Desde abril de 2024, quando a Warner Bros. anunciou que um quinto filme da saga Matrix estava em desenvolvimento, com Drew Goddard como realizador e argumentista, o silêncio foi tão absoluto que muitos fãs começaram a suspeitar que o projeto tinha sido discretamente abandonado. Essa dúvida ficou parcialmente respondida a 28 de fevereiro, numa entrevista ao Screen Rant a propósito do seu próximo filme, Project Hail Mary. Goddard foi direto: “Está ainda a ser desenvolvido. Estou na minha caverna de escrita a escrever. Não sei quanto tempo vou ficar nessa caverna de escrita, mas quando sair, terei novidades para partilhar”.
É pouco. Mas num projeto desta dimensão, a confirmação de que o trabalho avança, ainda que sem cronograma definido, é a primeira informação concreta desde o anúncio inicial.
O contexto em que Matrix 5 nasce não é exatamente fácil. The Matrix Resurrections, estreado em 2021, custou 190 milhões de dólares a produzir e arrecadou apenas 37 milhões nas bilheteiras norte-americanas, num lançamento simultâneo em salas e na HBO Max que dividiu a receita e complicou qualquer análise de desempenho. A trilogia original, por comparação, gerou 1,8 mil milhões de dólares globalmente: 467 milhões com o primeiro filme, 741 com Reloaded e 427 com Revolutions.

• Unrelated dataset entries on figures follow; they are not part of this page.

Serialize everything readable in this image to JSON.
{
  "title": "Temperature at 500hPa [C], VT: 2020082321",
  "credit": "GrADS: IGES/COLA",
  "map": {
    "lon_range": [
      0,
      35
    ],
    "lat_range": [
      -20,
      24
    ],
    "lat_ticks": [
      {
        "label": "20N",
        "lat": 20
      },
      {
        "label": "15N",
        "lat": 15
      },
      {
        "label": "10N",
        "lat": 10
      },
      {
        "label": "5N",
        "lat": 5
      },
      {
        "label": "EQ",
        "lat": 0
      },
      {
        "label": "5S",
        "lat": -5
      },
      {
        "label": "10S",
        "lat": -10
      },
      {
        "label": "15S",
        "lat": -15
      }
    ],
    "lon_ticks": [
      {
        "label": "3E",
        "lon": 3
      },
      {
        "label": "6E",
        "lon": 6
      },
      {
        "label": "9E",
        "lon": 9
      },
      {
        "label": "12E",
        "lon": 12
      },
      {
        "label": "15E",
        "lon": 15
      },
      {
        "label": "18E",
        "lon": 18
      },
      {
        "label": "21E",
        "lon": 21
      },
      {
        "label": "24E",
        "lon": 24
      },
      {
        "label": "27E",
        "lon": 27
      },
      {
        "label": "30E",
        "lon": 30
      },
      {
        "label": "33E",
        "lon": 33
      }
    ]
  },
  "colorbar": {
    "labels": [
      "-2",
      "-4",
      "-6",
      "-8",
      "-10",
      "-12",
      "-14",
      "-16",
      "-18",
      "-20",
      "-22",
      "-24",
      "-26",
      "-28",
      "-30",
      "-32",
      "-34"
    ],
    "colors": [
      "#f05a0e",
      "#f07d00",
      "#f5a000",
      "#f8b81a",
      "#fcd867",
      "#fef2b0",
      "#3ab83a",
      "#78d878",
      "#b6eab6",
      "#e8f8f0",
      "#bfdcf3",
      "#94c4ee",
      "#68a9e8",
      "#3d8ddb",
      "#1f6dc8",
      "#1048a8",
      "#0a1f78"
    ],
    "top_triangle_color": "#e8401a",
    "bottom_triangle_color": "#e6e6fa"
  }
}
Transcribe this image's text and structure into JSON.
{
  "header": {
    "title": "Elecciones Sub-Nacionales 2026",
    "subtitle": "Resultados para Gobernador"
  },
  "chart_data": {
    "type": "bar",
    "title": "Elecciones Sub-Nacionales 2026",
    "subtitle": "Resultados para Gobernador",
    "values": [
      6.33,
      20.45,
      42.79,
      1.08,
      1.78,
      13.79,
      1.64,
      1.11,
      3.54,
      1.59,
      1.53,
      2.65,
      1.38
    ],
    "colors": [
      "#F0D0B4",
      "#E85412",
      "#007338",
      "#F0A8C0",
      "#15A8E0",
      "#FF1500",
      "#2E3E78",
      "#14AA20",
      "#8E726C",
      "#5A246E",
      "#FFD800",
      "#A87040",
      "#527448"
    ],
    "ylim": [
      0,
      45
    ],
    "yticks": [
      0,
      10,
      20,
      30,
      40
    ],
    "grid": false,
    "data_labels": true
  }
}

É neste cenário que Goddard entra, a primeira vez que a franquia será dirigida por alguém fora do duo Wachowski. Lana Wachowski, que realizou Resurrections a solo após a saída da irmã Lily do projeto, mantém-se ligada ao filme como produtora executiva, e Sarah Esberg deverá assumir a produção. Em abril de 2024, o presidente de produção da Warner Bros., Jesse Ehrman, descreveu a abordagem de Goddard desta forma: a história “vai avançar o mundo fantástico sem se afastar demasiado do que tornou a série um sucesso”.
Sobre o elenco, não há qualquer confirmação. A questão mais óbvia é se Keanu Reeves regressará como Neo, e a resposta mais recente do próprio ator, dada à Empire anos atrás, foi condicionada: “Se ela me convidar novamente, estou dentro”. O “ela” é Lana Wachowski. Com a realizadora a passar para produtor executiva e Goddard a tomar as rédeas criativas, o regresso de Reeves fica dependente de variáveis que ainda não estão resolvidas. Lawrence Fishburne, ausente de Resurrections, já indicou publicamente que não seria contra regressar como Morpheus em algum momento futuro.

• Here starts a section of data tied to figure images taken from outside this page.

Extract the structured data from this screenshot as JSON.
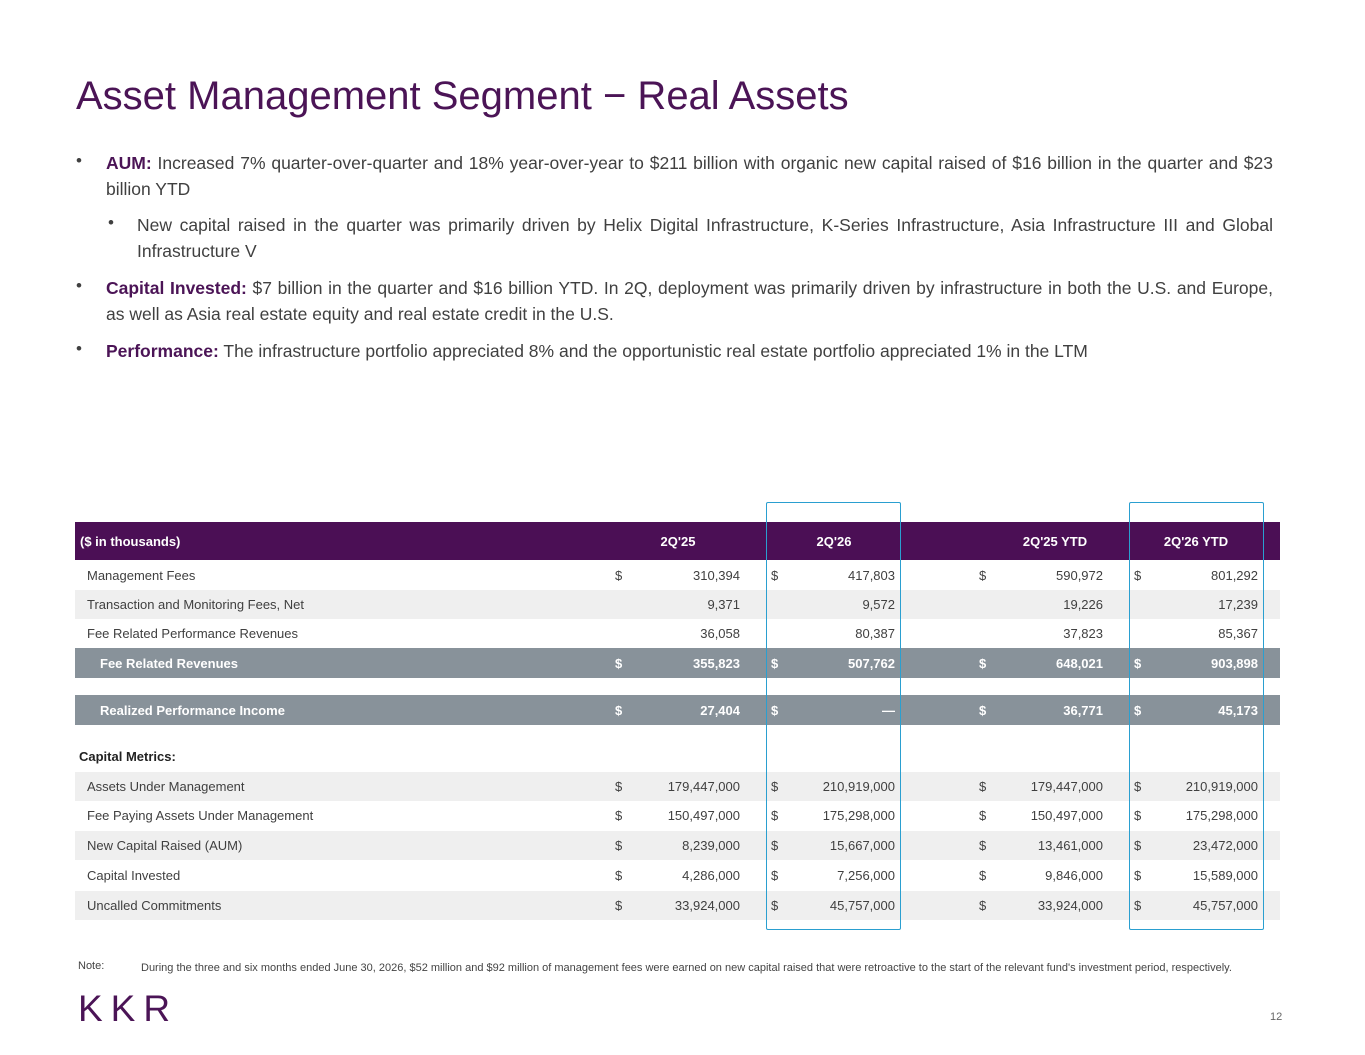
{
  "header": {
    "title": "Asset Management Segment − Real Assets"
  },
  "bullets": [
    {
      "lead": "AUM:",
      "text": " Increased 7% quarter-over-quarter and 18% year-over-year to $211 billion with organic new capital raised of $16 billion in the quarter and $23 billion YTD",
      "sub": [
        "New capital raised in the quarter was primarily driven by Helix Digital Infrastructure, K-Series Infrastructure, Asia Infrastructure III and Global Infrastructure V"
      ]
    },
    {
      "lead": "Capital Invested:",
      "text": " $7 billion in the quarter and $16 billion YTD. In 2Q, deployment was primarily driven by infrastructure in both the U.S. and Europe, as well as Asia real estate equity and real estate credit in the U.S.",
      "sub": []
    },
    {
      "lead": "Performance:",
      "text": " The infrastructure portfolio appreciated 8% and the opportunistic real estate portfolio appreciated 1% in the LTM",
      "sub": []
    }
  ],
  "table": {
    "columns": [
      "($ in thousands)",
      "2Q'25",
      "2Q'26",
      "2Q'25 YTD",
      "2Q'26 YTD"
    ],
    "rows": [
      {
        "label": "Management Fees",
        "currency": "$",
        "cells": [
          "310,394",
          "417,803",
          "590,972",
          "801,292"
        ]
      },
      {
        "label": "Transaction and Monitoring Fees, Net",
        "cells": [
          "9,371",
          "9,572",
          "19,226",
          "17,239"
        ]
      },
      {
        "label": "Fee Related Performance Revenues",
        "cells": [
          "36,058",
          "80,387",
          "37,823",
          "85,367"
        ]
      },
      {
        "label": "Fee Related Revenues",
        "currency": "$",
        "cells": [
          "355,823",
          "507,762",
          "648,021",
          "903,898"
        ]
      },
      {
        "label": "Realized Performance Income",
        "currency": "$",
        "cells": [
          "27,404",
          "—",
          "36,771",
          "45,173"
        ]
      },
      {
        "label": "Capital Metrics:",
        "cells": []
      },
      {
        "label": "Assets Under Management",
        "currency": "$",
        "cells": [
          "179,447,000",
          "210,919,000",
          "179,447,000",
          "210,919,000"
        ]
      },
      {
        "label": "Fee Paying Assets Under Management",
        "currency": "$",
        "cells": [
          "150,497,000",
          "175,298,000",
          "150,497,000",
          "175,298,000"
        ]
      },
      {
        "label": "New Capital Raised (AUM)",
        "currency": "$",
        "cells": [
          "8,239,000",
          "15,667,000",
          "13,461,000",
          "23,472,000"
        ]
      },
      {
        "label": "Capital Invested",
        "currency": "$",
        "cells": [
          "4,286,000",
          "7,256,000",
          "9,846,000",
          "15,589,000"
        ]
      },
      {
        "label": "Uncalled Commitments",
        "currency": "$",
        "cells": [
          "33,924,000",
          "45,757,000",
          "33,924,000",
          "45,757,000"
        ]
      }
    ]
  },
  "note": {
    "label": "Note:",
    "text": "During the three and six months ended June 30, 2026, $52 million and $92 million of management fees were earned on new capital raised that were retroactive to the start of the relevant fund's investment period, respectively."
  },
  "footer": {
    "logo": "KKR",
    "page": "12"
  }
}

Goddard chega ao projeto com um currículo que vai bastante além do que o público em geral associa ao seu nome. É o realizador de The Cabin in the Woods e Bad Times at the El Royale, escreveu o argumento de Cloverfield, World War Z e The Martian, e trabalhou como argumentista em séries como Buffy the Vampire Slayer, Alias e Lost. Paralelamente a Matrix 5, está também a desenvolver o argumento de um western para Ridley Scott, o que ajuda a perceber por que razão não existe um calendário definitivo para nenhum dos dois projetos. Project Hail Mary, o filme de ficção científica baseado no romance de Andy Weir e protagonizado por Ryan Gosling e Sandra Hüller, que Goddard coescreveu como produtor executivo, chega às salas a 20 de março.
Não existe data de estreia, não existe elenco confirmado e não existe qualquer detalhe sobre a história de Matrix 5. O que existe é a garantia de que o projeto não foi cancelado e que alguém com historial criativo sólido está a trabalhar nele sem pressão de prazo, o que, depois do que aconteceu com Resurrections, pode ser precisamente o que a franquia precisa.